Tuesday, June 2, 2009

Remembering Ed: Year Two

June 2, 2009

Dear Ed,


It is another beautiful June morning, and my thoughts are of you. Two years ago this afternoon you took your last breath and left us. I think of you often and love you forever. My life has been utterly changed without you. I still listen for your footsteps and see your eyes looking into mine. I do not know what lies beyond the grave, but I know you could not have continued to live in this world. Your body wore out. Your suffering ended, and all of us here continue on without the grace of your presence. It is still hard to believe that you are gone.


I still sleep on my side of the bed, and your space is empty.

The dog tries, but does not fill it.

Maybe he is also looking for you when he runs away, as he has been doing lately.

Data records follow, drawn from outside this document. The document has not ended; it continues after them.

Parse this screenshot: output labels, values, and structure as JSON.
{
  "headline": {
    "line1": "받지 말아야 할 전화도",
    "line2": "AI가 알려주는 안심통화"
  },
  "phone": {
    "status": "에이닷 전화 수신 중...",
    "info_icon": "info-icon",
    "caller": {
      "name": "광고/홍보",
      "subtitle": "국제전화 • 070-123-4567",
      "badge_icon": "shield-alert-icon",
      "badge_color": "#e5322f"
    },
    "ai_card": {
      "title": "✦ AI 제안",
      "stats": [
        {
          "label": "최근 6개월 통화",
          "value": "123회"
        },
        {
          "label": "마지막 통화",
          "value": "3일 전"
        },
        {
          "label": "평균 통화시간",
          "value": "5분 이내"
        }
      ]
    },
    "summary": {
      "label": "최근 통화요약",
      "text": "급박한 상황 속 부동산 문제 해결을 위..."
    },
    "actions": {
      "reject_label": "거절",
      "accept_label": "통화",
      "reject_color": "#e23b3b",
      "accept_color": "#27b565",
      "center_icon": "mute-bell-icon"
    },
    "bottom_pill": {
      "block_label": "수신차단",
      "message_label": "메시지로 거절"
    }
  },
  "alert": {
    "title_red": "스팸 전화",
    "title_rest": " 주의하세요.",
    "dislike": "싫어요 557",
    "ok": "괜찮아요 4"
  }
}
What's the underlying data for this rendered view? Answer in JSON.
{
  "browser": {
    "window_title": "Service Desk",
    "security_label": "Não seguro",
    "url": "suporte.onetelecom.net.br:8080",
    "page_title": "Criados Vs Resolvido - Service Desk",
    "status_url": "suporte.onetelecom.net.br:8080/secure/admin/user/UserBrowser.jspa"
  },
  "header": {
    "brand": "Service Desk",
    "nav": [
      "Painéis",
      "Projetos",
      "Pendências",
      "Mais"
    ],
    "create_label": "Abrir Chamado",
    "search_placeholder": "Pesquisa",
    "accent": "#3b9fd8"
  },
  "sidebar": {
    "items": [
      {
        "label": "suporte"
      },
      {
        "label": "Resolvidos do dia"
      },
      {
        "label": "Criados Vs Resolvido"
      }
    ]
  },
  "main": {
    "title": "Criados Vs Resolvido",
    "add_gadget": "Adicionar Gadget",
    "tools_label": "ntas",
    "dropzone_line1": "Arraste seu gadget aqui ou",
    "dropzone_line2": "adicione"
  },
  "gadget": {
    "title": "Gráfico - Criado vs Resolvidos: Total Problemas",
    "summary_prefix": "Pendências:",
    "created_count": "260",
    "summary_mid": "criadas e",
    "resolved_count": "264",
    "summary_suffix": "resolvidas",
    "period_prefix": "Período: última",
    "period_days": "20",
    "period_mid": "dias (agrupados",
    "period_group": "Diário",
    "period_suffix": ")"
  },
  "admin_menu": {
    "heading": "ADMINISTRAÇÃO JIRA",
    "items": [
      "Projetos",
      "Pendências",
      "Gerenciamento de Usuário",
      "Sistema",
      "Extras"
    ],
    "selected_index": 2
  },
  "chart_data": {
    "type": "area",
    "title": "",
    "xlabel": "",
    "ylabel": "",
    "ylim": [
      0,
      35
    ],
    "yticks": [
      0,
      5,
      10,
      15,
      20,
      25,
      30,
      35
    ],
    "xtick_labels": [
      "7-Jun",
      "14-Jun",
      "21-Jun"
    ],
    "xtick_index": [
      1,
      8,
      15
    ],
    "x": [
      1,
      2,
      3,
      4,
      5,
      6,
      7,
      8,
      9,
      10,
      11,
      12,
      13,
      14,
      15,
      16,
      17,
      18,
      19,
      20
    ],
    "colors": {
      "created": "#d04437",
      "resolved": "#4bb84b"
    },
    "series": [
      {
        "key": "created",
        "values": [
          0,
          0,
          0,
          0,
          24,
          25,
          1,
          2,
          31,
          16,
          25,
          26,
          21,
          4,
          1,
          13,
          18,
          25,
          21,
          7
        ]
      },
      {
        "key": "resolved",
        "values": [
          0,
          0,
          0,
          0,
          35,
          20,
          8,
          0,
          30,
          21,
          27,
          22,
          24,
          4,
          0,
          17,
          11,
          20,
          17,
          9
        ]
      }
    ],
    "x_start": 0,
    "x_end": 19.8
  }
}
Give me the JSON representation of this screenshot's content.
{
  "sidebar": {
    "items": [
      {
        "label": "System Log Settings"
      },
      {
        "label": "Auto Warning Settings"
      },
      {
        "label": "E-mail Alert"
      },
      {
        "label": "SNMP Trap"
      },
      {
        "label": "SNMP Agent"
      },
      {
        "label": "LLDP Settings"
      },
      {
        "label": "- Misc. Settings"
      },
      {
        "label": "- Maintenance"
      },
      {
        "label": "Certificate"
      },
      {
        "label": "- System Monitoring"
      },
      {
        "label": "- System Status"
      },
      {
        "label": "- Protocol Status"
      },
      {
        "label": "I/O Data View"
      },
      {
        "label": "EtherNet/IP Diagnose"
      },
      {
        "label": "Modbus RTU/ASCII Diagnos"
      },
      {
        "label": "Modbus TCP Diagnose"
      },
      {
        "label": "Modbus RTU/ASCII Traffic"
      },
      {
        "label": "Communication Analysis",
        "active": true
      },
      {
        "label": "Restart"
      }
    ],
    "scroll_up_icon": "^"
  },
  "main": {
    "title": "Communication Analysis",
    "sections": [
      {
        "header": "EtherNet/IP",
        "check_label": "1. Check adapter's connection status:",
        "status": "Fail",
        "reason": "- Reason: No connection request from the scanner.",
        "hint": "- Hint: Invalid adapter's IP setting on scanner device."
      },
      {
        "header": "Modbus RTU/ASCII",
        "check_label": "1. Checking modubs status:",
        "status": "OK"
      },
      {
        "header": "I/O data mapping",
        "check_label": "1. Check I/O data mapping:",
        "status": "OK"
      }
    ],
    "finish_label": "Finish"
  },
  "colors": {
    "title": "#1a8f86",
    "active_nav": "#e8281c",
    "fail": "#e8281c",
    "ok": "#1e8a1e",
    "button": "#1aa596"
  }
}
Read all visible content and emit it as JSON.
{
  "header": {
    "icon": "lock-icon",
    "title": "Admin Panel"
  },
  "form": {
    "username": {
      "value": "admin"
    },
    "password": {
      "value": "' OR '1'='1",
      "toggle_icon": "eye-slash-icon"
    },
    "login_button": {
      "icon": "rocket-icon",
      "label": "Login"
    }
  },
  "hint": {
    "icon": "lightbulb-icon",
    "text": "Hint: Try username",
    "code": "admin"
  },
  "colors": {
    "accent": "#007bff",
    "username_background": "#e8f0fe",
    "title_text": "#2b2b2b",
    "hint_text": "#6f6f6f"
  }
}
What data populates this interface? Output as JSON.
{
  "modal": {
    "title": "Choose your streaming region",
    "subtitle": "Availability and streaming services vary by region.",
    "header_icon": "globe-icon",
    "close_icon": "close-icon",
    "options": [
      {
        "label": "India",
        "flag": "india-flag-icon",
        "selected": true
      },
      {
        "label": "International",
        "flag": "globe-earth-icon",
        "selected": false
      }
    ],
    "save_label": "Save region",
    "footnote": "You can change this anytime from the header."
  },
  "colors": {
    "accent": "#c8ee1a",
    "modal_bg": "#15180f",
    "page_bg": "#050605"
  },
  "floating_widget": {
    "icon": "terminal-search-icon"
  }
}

I am building a new life for myself, but it is a different life, an emptier one. Nothing will ever fill your space because you were part of me and our lives together were one life. I miss your wisdom, your comforting presence, and having you as the one who loved me best of all.


This afternoon, in remembrance, Jesse and I will go to the mountaintop where we left your ashes. It is a beautiful spot, on top of the world and close to heaven. I look up there daily, and think of you as I drive across Albuquerque in the car you bought me.


Chrysler is gone and General Motors is going. And you are gone, too, as is a whole way of life. As another one-time Michigander, you, too, would understand that nostalgia for the fifties and sixties when prosperity rode on Detroit’s wheels and the shining post-war future looked so bright. We were both young, then, although you were older than I.


You would be delighted and amazed to see Obama as our president, although his job may well be an impossible one. America will never elect a Black man as president, you said. You would happily have been proved wrong.


Today, I go to vote for the Middle Rio Grande Conservancy Board that controls our life-giving irrigation water, another area fraught with controversy and difficulties.


Later I will go to school to interview candidates for my replacement in the library. I think of all the things that I did not accomplish in that job, and hope that someone else will be able to do them. I also think of what I did accomplish, and doubt that anyone else could have done what I did.


A plane with 242 people aboard has disappeared in thunderstorms over the Atlantic. How often when you and I flew over that water, I reached for your hand during bumps, knowing that our lives could end in an instant, but that we would die happy. I can still hardly believe that God brought you to me. What a gift it is to have a loving partner.


Life changes, and the world goes on, at least for now.